Friday, October 30, 2015

AGENDA 10/30

Watch Act III of Pygmalion

Reader's Theatre - Act III of Pygmalion
Turn in Journals with topics 1, 2, 3 (#4 will be for your independent reading book, due next week)

HW: Complete take-home quiz over Acts II and III of Pygmalion due Monday.

Thursday, October 22, 2015

AGENDA 10/22

Present "Asides" skits - first without asides (just dialogue), then again from each character's perspective

  1. What do asides add?
  2. What will we look for as we read next plays?
  3. If I were writing an essay about asides in dramatic literature, what would I focus on?

HW: Remember to post in online discussion board on regarding gossip in The School for Scandal. Complete journal entry for The School for Scandal (A1, A2, two options)

Wednesday, October 21, 2015

AGENDA 10/21

Lesson: Asides

Watch "Shakespearean Aside" and discuss: What is an aside? How is it used? What are the effects? How would it differ if the other character gave the aside? What might that character reveal differently?

Then, show “Aside” : how can we make our definition/ideas more formal? Why are asides prevalent in Restoration comedies? What are other reasons this drama teacher shares as to why playwrights use asides?

Next, discuss the use of asides in School for Scandal: Which characters use asides most frequently? Why might this be?

Finally, let's practice! Write a short skit for two characters given a conflict. Then, add asides for one character to make the audience sympathetic to that character, make the character more believable or well-developed, or increase dramatic tension. Then try adding asides for the other character. How do the asides change the meaning of the play or influence your understanding of characters?

HW: Continue to work on online discussion of gossip in The School for Scandal  and a journal entry on the text (A1, A2, two options).

Thursday, October 8, 2015


Discuss Act II, scene i with your sharing partners. What did you add to your tree maps as you read last night? What annotations did you make? What unfamiliar vocabulary did you discover? What clarifying questions do you have? What seemed important?

Read Act II, scene 2 silently and continue to make annotations as you read.

Break into groups of 8 people and modernize Act II, scene ii, lines 1-76 of The School for Scandal.

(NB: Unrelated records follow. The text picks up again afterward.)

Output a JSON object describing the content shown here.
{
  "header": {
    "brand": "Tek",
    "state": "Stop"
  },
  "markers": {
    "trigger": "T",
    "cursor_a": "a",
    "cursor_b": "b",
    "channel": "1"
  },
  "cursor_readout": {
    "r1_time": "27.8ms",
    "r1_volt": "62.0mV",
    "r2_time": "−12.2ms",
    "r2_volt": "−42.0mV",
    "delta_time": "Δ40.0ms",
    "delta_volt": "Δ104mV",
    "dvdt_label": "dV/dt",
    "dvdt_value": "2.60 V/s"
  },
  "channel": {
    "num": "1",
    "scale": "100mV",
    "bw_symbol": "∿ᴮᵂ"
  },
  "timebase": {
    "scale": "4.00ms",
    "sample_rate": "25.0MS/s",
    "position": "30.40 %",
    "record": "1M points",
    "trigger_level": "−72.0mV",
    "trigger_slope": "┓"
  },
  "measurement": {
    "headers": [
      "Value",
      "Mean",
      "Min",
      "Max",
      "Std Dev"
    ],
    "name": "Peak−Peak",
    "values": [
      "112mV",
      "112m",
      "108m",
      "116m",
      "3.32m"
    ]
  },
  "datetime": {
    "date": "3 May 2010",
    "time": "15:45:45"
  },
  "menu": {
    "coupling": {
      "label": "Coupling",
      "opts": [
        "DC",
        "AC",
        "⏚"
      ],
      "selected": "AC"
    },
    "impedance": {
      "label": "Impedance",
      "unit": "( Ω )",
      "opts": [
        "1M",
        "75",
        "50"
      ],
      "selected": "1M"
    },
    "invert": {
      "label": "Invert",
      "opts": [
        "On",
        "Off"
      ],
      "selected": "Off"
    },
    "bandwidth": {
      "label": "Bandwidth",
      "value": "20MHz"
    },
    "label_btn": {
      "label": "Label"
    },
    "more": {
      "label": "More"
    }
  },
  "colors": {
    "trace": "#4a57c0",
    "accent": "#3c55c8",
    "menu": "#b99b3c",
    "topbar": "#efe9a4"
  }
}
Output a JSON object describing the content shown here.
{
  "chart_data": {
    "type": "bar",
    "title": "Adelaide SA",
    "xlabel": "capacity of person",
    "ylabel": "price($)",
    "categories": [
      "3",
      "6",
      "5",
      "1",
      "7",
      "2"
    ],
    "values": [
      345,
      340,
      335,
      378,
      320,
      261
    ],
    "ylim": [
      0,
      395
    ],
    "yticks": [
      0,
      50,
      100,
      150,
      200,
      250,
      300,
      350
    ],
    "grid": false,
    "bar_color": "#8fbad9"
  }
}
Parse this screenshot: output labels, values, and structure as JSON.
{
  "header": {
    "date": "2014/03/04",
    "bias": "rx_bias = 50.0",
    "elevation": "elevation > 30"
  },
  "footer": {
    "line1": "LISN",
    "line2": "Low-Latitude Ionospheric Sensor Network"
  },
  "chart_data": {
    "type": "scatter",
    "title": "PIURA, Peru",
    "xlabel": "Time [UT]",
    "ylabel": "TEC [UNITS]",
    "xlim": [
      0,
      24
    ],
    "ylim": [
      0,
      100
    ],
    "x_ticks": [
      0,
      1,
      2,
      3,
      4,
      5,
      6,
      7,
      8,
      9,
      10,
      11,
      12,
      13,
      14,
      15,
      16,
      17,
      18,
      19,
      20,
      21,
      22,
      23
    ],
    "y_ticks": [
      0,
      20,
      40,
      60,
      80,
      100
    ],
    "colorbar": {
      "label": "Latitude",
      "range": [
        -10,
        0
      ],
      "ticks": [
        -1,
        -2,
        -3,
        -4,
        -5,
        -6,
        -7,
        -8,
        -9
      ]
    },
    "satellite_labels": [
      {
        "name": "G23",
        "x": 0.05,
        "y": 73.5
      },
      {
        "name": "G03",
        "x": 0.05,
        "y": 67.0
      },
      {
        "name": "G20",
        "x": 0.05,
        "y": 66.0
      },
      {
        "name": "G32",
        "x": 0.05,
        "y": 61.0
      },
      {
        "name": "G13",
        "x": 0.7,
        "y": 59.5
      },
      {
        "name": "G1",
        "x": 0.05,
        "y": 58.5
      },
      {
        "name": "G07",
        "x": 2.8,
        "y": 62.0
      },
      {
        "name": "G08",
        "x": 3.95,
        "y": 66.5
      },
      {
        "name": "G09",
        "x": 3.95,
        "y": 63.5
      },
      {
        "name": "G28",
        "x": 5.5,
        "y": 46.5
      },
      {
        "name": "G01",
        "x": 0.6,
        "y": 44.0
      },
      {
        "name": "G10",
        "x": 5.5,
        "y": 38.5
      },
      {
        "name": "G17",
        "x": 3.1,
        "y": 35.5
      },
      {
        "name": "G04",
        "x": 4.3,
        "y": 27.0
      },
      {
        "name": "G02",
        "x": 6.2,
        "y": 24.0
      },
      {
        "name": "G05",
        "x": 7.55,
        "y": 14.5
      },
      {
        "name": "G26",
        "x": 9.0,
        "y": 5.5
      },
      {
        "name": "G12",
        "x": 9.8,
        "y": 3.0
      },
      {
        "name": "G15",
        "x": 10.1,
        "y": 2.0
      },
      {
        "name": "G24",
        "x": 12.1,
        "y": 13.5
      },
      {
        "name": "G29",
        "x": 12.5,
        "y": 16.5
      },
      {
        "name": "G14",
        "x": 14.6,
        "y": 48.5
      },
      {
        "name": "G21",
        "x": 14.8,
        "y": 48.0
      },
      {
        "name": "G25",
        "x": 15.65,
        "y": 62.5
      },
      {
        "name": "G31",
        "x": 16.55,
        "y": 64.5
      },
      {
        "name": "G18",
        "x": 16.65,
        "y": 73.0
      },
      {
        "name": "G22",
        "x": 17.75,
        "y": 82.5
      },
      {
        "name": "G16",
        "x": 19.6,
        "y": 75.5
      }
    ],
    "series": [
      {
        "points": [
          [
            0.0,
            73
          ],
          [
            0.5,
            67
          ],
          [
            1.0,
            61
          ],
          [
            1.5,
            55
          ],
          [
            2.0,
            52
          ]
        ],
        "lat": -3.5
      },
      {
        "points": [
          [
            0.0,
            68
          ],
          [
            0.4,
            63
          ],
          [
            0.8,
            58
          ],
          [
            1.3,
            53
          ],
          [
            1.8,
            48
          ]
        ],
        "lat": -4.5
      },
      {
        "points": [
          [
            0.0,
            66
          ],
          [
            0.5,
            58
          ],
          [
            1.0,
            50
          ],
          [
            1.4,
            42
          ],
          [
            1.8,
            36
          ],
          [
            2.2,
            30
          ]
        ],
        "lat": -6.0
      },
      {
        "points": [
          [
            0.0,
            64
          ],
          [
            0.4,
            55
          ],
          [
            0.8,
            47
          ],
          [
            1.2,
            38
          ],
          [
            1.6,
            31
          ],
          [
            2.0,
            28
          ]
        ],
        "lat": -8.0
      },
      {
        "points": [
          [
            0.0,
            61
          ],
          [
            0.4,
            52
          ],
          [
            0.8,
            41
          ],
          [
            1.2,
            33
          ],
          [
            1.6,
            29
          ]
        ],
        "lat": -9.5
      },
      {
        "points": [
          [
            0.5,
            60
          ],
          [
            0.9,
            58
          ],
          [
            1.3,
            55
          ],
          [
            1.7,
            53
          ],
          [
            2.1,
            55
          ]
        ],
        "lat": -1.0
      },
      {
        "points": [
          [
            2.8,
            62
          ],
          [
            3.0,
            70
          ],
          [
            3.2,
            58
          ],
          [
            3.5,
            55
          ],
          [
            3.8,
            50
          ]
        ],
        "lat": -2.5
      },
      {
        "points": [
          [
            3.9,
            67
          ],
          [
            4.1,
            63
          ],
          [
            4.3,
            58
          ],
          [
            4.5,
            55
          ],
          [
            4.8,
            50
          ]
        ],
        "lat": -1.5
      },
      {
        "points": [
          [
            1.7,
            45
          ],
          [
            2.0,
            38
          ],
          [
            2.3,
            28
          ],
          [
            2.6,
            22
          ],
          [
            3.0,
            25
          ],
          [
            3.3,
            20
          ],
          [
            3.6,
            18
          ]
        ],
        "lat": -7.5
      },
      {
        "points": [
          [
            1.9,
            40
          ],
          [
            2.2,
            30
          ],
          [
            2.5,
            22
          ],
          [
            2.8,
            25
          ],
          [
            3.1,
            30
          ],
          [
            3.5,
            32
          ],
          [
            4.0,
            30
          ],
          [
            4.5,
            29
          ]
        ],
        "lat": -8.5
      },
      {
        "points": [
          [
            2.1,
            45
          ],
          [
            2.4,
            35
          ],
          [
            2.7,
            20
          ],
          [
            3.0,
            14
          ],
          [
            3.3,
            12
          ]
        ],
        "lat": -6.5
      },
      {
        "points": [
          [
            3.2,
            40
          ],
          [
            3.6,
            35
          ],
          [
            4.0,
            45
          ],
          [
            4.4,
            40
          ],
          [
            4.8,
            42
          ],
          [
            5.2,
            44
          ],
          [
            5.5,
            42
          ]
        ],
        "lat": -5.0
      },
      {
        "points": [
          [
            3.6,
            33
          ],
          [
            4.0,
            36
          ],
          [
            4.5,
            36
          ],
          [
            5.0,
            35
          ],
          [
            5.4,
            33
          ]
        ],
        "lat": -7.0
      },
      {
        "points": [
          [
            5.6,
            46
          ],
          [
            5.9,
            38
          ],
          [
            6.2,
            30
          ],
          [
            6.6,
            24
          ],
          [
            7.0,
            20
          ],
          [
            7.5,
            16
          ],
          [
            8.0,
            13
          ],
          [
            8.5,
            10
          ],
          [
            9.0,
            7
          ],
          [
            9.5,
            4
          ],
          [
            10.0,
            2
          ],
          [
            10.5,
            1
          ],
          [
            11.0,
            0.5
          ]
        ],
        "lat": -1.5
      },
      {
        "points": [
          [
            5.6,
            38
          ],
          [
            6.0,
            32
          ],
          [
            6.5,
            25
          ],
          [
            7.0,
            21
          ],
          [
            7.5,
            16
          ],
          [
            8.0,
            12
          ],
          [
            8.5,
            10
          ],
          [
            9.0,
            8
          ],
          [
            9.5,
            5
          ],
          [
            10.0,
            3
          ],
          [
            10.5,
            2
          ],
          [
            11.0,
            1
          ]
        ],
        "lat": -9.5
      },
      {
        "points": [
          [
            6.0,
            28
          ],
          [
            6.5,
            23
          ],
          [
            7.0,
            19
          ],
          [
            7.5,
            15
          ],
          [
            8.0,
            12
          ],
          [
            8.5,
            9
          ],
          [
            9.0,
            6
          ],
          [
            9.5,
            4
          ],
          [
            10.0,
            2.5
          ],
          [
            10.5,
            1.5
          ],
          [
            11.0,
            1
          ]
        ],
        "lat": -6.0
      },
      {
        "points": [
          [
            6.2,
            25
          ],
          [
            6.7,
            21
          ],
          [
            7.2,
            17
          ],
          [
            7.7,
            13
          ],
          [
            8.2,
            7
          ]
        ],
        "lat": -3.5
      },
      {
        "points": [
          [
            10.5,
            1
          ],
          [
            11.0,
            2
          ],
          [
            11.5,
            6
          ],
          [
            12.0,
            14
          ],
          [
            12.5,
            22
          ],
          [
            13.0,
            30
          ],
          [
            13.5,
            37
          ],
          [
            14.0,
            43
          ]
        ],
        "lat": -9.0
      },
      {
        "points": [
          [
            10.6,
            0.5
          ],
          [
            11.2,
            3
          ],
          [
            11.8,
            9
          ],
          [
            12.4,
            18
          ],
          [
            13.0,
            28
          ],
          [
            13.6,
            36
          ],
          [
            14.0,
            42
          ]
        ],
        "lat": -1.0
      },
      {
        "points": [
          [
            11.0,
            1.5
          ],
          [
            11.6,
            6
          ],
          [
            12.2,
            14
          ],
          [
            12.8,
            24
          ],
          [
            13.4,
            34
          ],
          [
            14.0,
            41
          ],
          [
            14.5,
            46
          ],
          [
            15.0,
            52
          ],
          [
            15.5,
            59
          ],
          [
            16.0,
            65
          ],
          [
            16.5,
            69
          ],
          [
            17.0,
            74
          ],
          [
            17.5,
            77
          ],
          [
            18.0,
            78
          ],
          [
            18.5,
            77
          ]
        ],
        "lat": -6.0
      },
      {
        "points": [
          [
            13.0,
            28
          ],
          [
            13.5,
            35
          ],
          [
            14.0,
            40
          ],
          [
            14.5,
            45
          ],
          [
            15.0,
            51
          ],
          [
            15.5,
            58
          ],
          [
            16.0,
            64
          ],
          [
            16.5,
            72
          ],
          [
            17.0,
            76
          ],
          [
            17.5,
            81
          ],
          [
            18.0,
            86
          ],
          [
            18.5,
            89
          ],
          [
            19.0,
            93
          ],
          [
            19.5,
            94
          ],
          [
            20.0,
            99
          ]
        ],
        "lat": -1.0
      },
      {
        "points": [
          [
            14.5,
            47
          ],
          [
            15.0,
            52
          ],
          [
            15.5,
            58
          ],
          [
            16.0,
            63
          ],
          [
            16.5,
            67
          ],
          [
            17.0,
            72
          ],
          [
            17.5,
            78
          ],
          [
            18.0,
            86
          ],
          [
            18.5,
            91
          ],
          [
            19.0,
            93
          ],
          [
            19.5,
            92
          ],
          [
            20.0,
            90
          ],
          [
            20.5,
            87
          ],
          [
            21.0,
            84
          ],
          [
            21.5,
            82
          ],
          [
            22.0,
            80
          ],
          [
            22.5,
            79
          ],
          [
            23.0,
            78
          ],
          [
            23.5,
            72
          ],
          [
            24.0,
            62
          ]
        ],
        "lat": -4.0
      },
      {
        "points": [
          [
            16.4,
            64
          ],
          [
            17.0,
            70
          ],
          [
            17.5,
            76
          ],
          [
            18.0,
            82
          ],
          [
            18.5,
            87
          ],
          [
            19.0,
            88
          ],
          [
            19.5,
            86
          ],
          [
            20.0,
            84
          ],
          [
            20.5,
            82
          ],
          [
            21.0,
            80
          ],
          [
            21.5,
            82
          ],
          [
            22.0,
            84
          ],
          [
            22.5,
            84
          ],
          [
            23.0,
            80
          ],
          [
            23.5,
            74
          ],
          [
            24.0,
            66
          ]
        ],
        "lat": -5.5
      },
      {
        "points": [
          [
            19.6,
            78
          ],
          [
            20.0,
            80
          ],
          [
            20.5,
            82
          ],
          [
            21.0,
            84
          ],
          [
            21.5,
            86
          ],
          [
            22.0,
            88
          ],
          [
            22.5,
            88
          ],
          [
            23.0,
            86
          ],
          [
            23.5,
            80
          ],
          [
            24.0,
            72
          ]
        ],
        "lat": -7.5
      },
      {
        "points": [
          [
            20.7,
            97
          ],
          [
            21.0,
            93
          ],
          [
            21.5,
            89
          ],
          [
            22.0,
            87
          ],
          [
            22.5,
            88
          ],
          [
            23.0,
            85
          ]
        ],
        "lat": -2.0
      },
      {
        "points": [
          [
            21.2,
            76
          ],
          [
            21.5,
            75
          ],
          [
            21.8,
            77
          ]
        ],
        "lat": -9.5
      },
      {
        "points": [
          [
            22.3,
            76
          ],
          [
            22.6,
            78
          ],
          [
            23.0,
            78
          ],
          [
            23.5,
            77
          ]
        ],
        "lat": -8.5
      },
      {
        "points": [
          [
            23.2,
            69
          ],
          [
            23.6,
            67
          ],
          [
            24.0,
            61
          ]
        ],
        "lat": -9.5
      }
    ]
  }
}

In modernizing, the group will need a clear setting (e.g., we’re all college students gossiping at a Starbucks, or we’re football players gossiping about a rival team, or we’re a bunch of teachers gossiping in the teacher’s lounge, or we’re Harry Potter and friends at Hogwarts squaring off against Draco Malfoy and the Slytherins, or we’re attendees at a Comic-Con, or we’re the characters of Grey’s Anatomy, or we’re the Capulets gossiping about the Montagues, or whatever...) and the details/jargon of their insults should match that setting and the tone of the original play. This should be fun! The goal is to communicate the tone, attitudes of characters, and overall snarkiness of the scene. To get it done in time, students will need to choose out their characters and help each other--some characters have more lines than others, so work as a team. We’ll present these little mini-performances in class tomorrow. Students are encouraged to dress the part or bring props to enhance their skits!

HW: Finish writing/practicing skit and pull together the suggestion of a costume or props. I’ll have placards ready with the School for Scandal character names.